When he was about to reach the final table, Mr. Smith embarked on a high bet with a hand that barely supported it. He lost.  He kept his composure and a few chips. He changed his style of play, to one of literally clinging to his money, with no care about his appearances.  He was aware that a defeat would make him an ordinary, fearful, abject and servile person. At this time he could feel the fear of losing and squander everything that his ancestors had fought for: being different, superior, having luxuries that can only be enjoyed by the scarce few.

He made the final table.  He finished in ninth place. He kept his money, even increased it. He earned all because he had fought and more. He returned to North America, back to his business and his life; entrepreneur, millionaire, lucky, but the distance covered affected him like you never thought. The path of the hero was executed completely: He heard the call to adventure; he followed, crossed the threshold, passed the tests, died and rose again, obtained knowledge and would never again be the same.

George was not the same afterwards, in his eyes the seed of sympathy arose, he seemed to understand suffering. He’d presumed the causes of poverty to be lack of ambition and lack of cooperation. He realized that luck was a key factor in wealth, since it was a random action that an individual born in a particular place, a particular culture and education had access to certain information.

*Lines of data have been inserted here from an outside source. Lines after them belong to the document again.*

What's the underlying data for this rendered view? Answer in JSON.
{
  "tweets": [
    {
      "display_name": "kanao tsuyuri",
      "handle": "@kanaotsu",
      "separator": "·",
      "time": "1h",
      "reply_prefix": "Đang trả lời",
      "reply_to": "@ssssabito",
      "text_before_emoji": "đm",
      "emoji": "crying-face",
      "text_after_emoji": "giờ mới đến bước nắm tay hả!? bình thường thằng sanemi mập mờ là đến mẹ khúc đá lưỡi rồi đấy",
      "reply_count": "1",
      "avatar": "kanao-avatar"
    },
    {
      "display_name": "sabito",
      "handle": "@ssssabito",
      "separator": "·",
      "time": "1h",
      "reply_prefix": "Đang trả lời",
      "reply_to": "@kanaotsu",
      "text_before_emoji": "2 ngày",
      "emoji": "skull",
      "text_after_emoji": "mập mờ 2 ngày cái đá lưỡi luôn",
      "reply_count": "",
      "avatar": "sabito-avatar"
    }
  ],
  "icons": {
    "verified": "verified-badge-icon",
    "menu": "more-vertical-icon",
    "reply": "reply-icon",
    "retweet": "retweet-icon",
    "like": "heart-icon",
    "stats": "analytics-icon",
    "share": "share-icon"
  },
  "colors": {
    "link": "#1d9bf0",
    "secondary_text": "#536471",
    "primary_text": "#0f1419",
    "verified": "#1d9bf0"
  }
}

Mr. Smith was not heard from again shortly after returning from the business trip to Colombia. He sold his companies, houses, cars and other valuables. The rumours about his future are diverse, contradictory, but mostly uncertain. Some say he bought land in America and he farms, living off what he sows. Others argue that the money was donated to various foundations that seek to alleviate hunger in Africa. I just know his intuition told him to go all in.